Cette dernière possibilité s’offre aux sociétés françaises ne souhaitant pas créer une structure juridique en Allemagne.

Caractéristiques principales :
  • La succursale est créée de fait par l’implantation de l’activité en Allemagne.
  • Elle peut être inscrite au registre du commerce du tribunal d’instance du lieu d’implantation.
  • Elle dispose d’une comptabilité distincte de la maison mère en France.
  • Cependant, tous les contrats sont conclus avec la société mère, faute de personnalité juridique.
  • La succursale est représentée par un dirigeant qui lui est propre (il peut s’agir du dirigeant de la société mère), inscrit en tant que tel au registre du commerce.
  • Elle peut avoir une dénomination propre, celle-ci requiert alors un complément comprenant la dénomination de la société française.
  • La maison mère doit, pour sa comptabilité, tenir compte des frais engendrés par la succursale et pour la gestion de cette dernière.
Avantages :
  • La succursale permet de sonder le terrain allemand sans engager de frais pour la création d’une société (notamment les frais liés au versement d’un capital social).
  • Elle est inscrite au registre du commerce allemand et permet, à ce titre, de gagner une certaine confiance de la part des clients allemands.
Inconvénients :
  • La succursale requérant une comptabilité propre, elle emporte des obligations et frais administratifs comparables aux frais engendrés par une filiale.
  • La succursale est un établissement stable sur le plan fiscal, ce qui implique que les bénéfices générés par la succursale sont imposables en Allemagne.

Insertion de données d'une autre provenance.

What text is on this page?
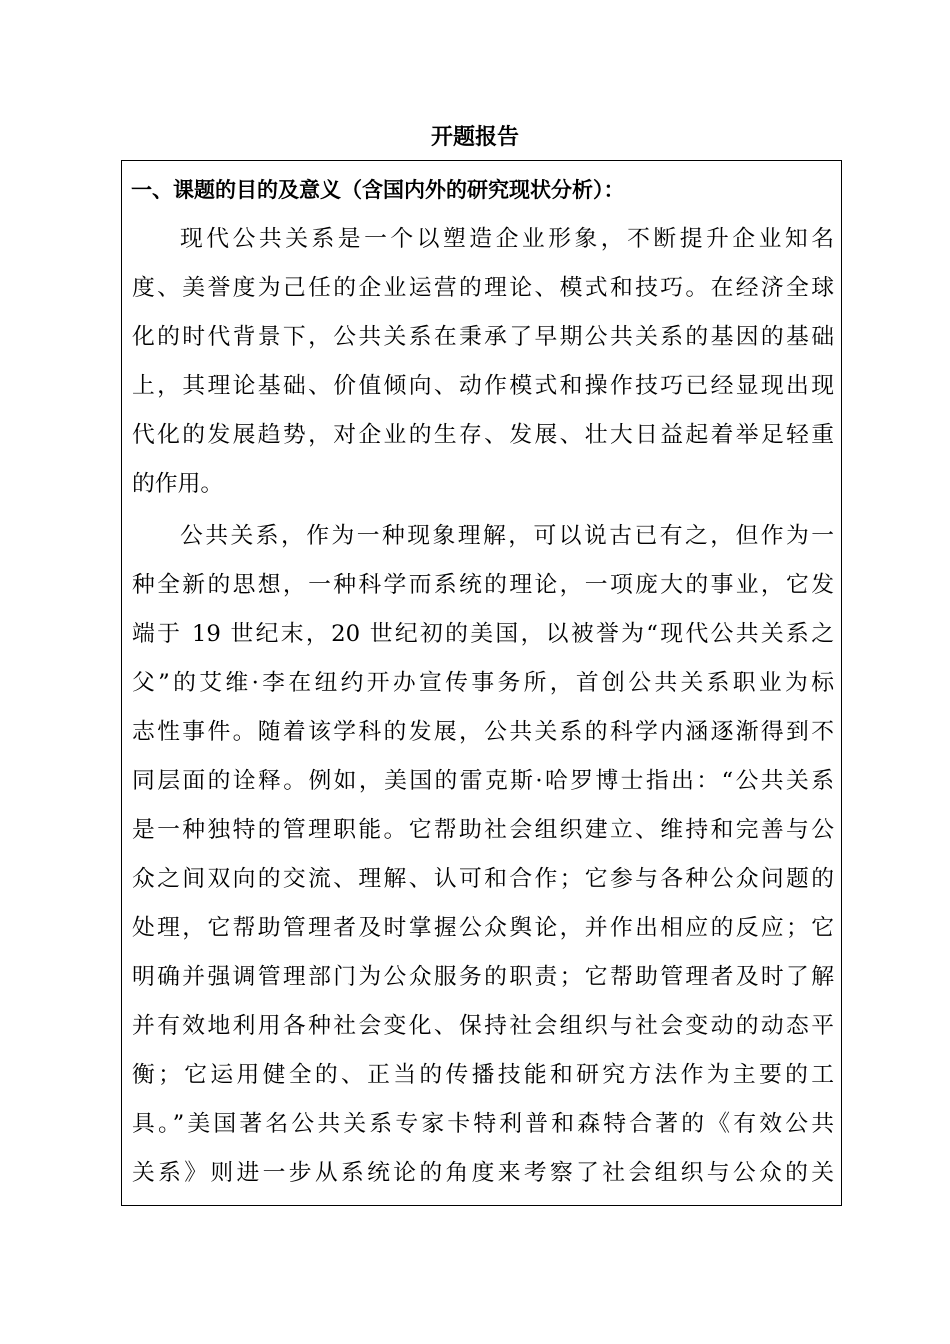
开题报告
一、课题的目的及意义（含国内外的研究现状分析）：
现代公共关系是一个以塑造企业形象，不断提升企业知名
度、美誉度为己任的企业运营的理论、模式和技巧。在经济全球
化的时代背景下，公共关系在秉承了早期公共关系的基因的基础
上，其理论基础、价值倾向、动作模式和操作技巧已经显现出现
代化的发展趋势，对企业的生存、发展、壮大日益起着举足轻重
的作用。
公共关系，作为一种现象理解，可以说古已有之，但作为一
种全新的思想，一种科学而系统的理论，一项庞大的事业，它发
端于 19 世纪末，20 世纪初的美国，以被誉为“现代公共关系之
父”的艾维·李在纽约开办宣传事务所，首创公共关系职业为标
志性事件。随着该学科的发展，公共关系的科学内涵逐渐得到不
同层面的诠释。例如，美国的雷克斯·哈罗博士指出：“公共关系
是一种独特的管理职能。它帮助社会组织建立、维持和完善与公
众之间双向的交流、理解、认可和合作；它参与各种公众问题的
处理，它帮助管理者及时掌握公众舆论，并作出相应的反应；它
明确并强调管理部门为公众服务的职责；它帮助管理者及时了解
并有效地利用各种社会变化、保持社会组织与社会变动的动态平
衡；它运用健全的、正当的传播技能和研究方法作为主要的工
具。”美国著名公共关系专家卡特利普和森特合著的《有效公共
关系》则进一步从系统论的角度来考察了社会组织与公众的关
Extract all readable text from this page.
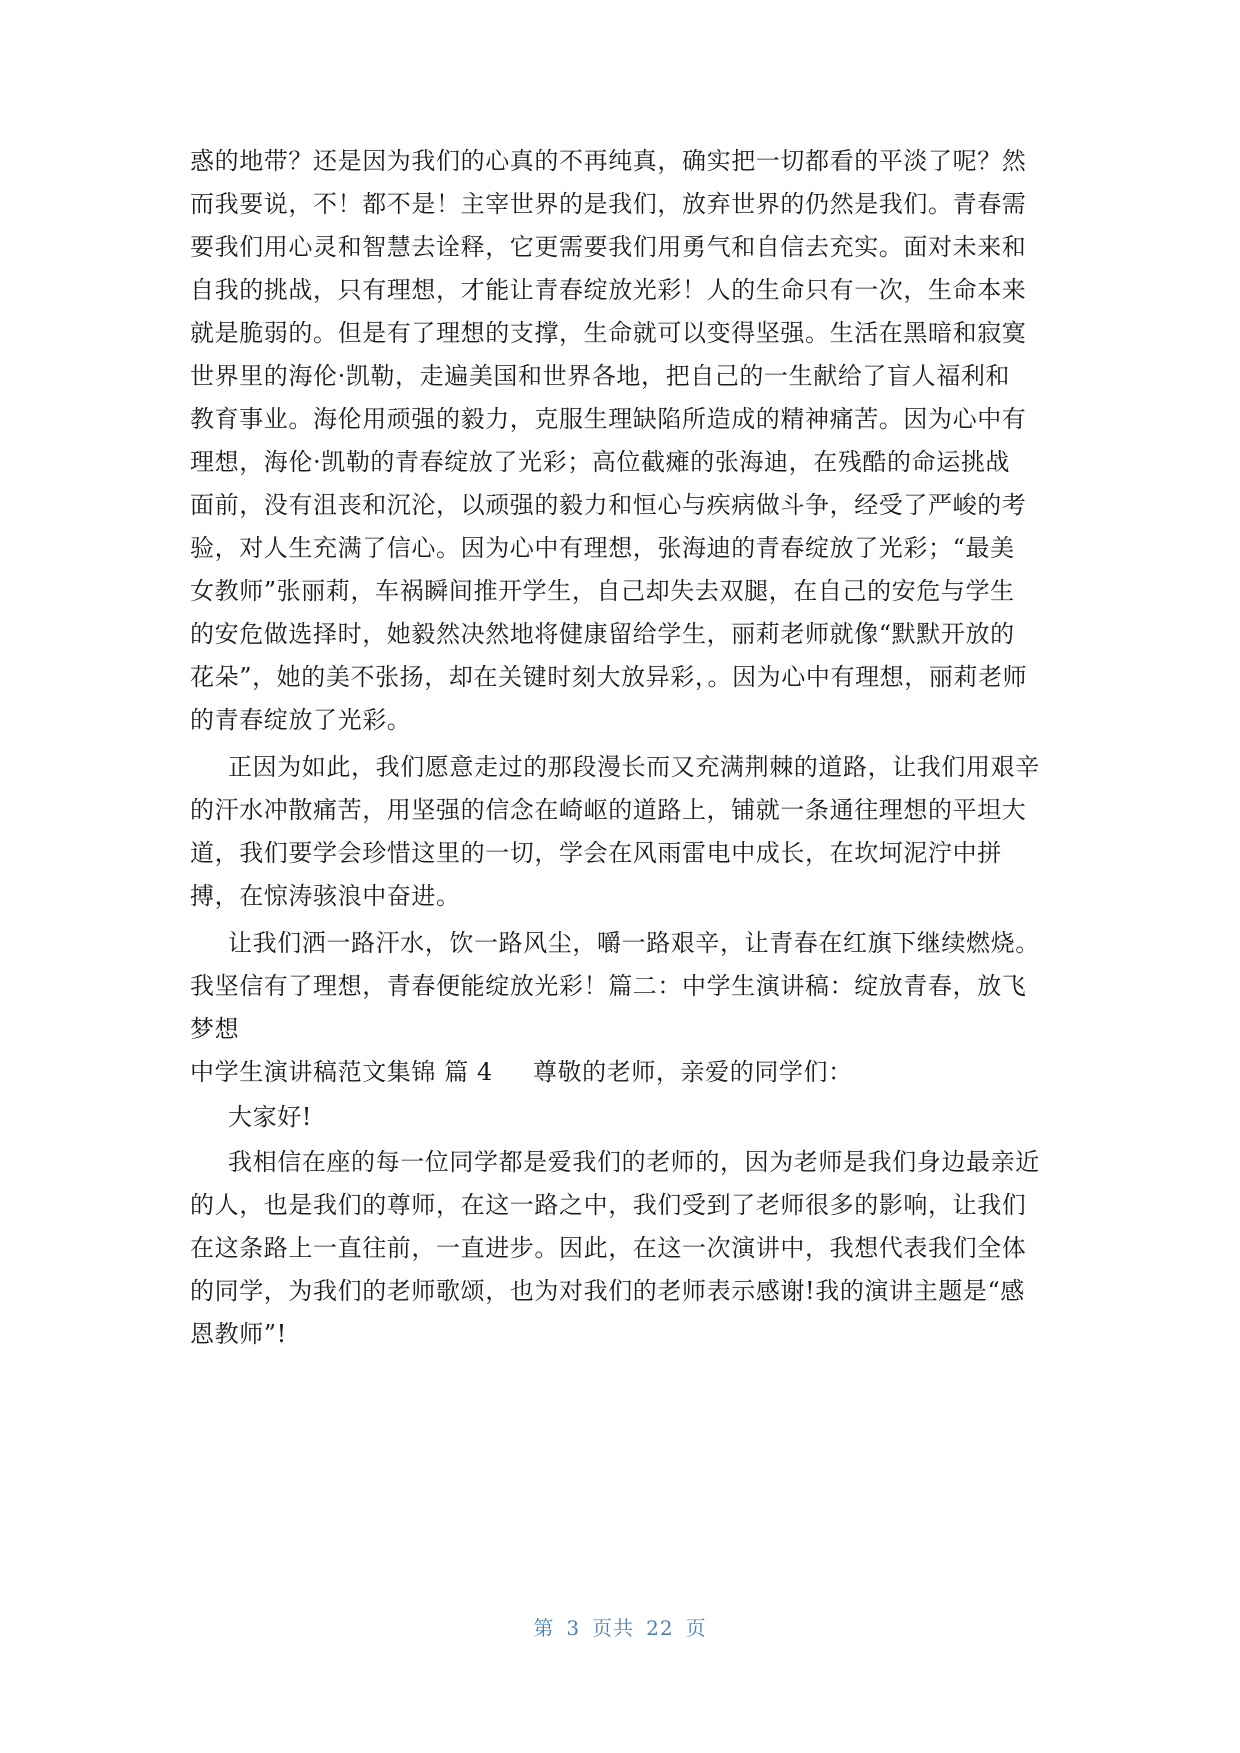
惑的地带？还是因为我们的心真的不再纯真，确实把一切都看的平淡了呢？然
而我要说，不！都不是！主宰世界的是我们，放弃世界的仍然是我们。青春需
要我们用心灵和智慧去诠释，它更需要我们用勇气和自信去充实。面对未来和
自我的挑战，只有理想，才能让青春绽放光彩！人的生命只有一次，生命本来
就是脆弱的。但是有了理想的支撑，生命就可以变得坚强。生活在黑暗和寂寞
世界里的海伦·凯勒，走遍美国和世界各地，把自己的一生献给了盲人福利和
教育事业。海伦用顽强的毅力，克服生理缺陷所造成的精神痛苦。因为心中有
理想，海伦·凯勒的青春绽放了光彩；高位截瘫的张海迪，在残酷的命运挑战
面前，没有沮丧和沉沦，以顽强的毅力和恒心与疾病做斗争，经受了严峻的考
验，对人生充满了信心。因为心中有理想，张海迪的青春绽放了光彩；“最美
女教师”张丽莉，车祸瞬间推开学生，自己却失去双腿，在自己的安危与学生
的安危做选择时，她毅然决然地将健康留给学生，丽莉老师就像“默默开放的
花朵”，她的美不张扬，却在关键时刻大放异彩，。因为心中有理想，丽莉老师
的青春绽放了光彩。
正因为如此，我们愿意走过的那段漫长而又充满荆棘的道路，让我们用艰辛
的汗水冲散痛苦，用坚强的信念在崎岖的道路上，铺就一条通往理想的平坦大
道，我们要学会珍惜这里的一切，学会在风雨雷电中成长，在坎坷泥泞中拼
搏，在惊涛骇浪中奋进。
让我们洒一路汗水，饮一路风尘，嚼一路艰辛，让青春在红旗下继续燃烧。
我坚信有了理想，青春便能绽放光彩！篇二：中学生演讲稿：绽放青春，放飞
梦想
中学生演讲稿范文集锦 篇 4 尊敬的老师，亲爱的同学们：
大家好!
我相信在座的每一位同学都是爱我们的老师的，因为老师是我们身边最亲近
的人，也是我们的尊师，在这一路之中，我们受到了老师很多的影响，让我们
在这条路上一直往前，一直进步。因此，在这一次演讲中，我想代表我们全体
的同学，为我们的老师歌颂，也为对我们的老师表示感谢!我的演讲主题是“感
恩教师”!
第 3 页共 22 页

Cela peut emporter le risque d’un redressement fiscal et d’une double imposition.
  • La gestion d’une succursale engendre un travail administratif supplémentaire pour la société mère, cette dernière étant contrainte de documenter les frais de la succursale dans un registre distinct, afin de pouvoir les faire valoir auprès du fisc allemand.

Notre conseil :

Il est tout à fait concevable de sonder le marché allemand dans un premier temps, afin de vous assurer que celui-ci est suffisamment porteur, sans pour autant créer une structure indépendante, et ce, notamment par le biais d’une présence virtuelle ou d’un salarié en Allemagne. Ce mécanisme n’apparaît toutefois pas adapté sur la durée, au risque de constituer un établissement stable.

Dès lors qu’il s’agit de s’implanter sur le marché allemand de manière durable, il est vivement conseillé d’opter pour la création d’une filiale.

 

Quelle est la forme de société adaptée à mon activité ?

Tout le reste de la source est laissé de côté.